Application Scenarios and Extensions: From IgA Nephropathy to Multi-Domain Migration

Direct Applications: IgA nephropathy cohort studies, prognosis prediction, clinical trial stratification.

Method Promotion: Other glomerular diseases (membranous nephropathy, FSGS), tumor pathology (molecular subtyping feature extraction), radiology reports (structured finding extraction).

Technology Migration: Replaceable LLMs (GPT-4/Claude), embedding models (BioBERT), clustering algorithms (deep clustering).

6

Section 06

Limitations and Challenges: Key Issues to Address

Data Privacy: Strict desensitization, local LLM deployment, and compliance with regulations like HIPAA/GDPR are required.

LLM Limitations: Risk of hallucinations, terminology ambiguity issues, and high cost for large-scale calls.

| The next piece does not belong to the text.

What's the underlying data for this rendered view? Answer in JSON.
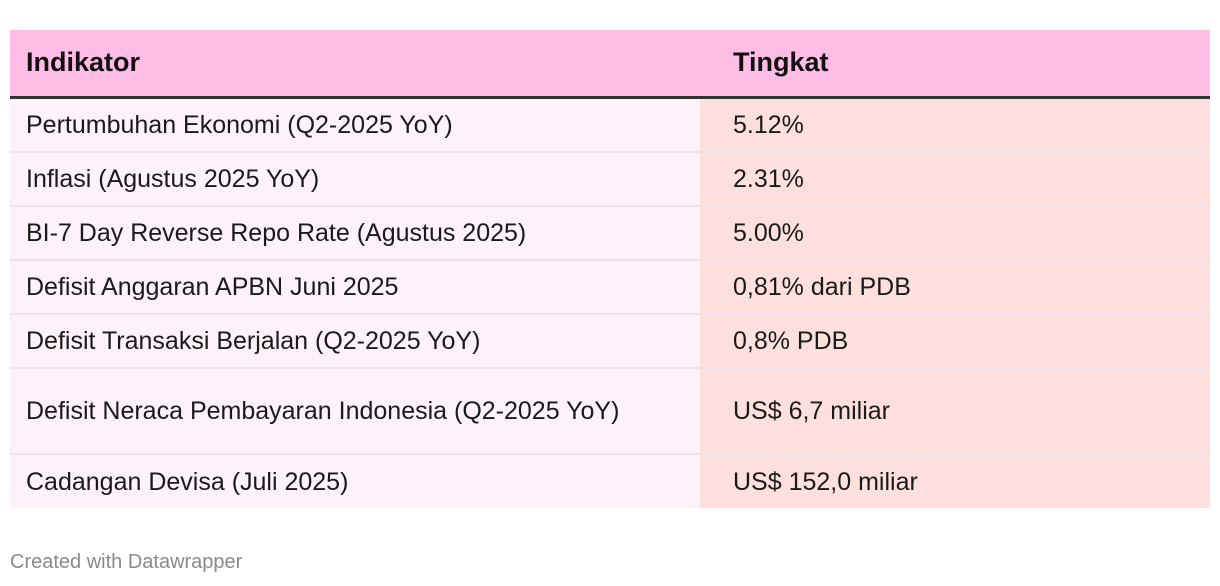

Validation Needs: The discovered subtypes need prospective clinical validation (prognostic correlation, treatment response prediction, pathologist reproduction).

7

Section 07

Summary and Outlook: The Intelligent Direction of Computational Pathology

This project combines LLMs and machine learning to tap into the value of unstructured pathological reports, representing the development direction of computational pathology: automation (reducing manual work), standardization (unified extraction standards), scaling (processing large cohorts), and intelligence (LLM understanding + ML analysis). In the future, joint analysis of pathological images and text can be realized to improve subtyping accuracy and provide technical references for precision medicine.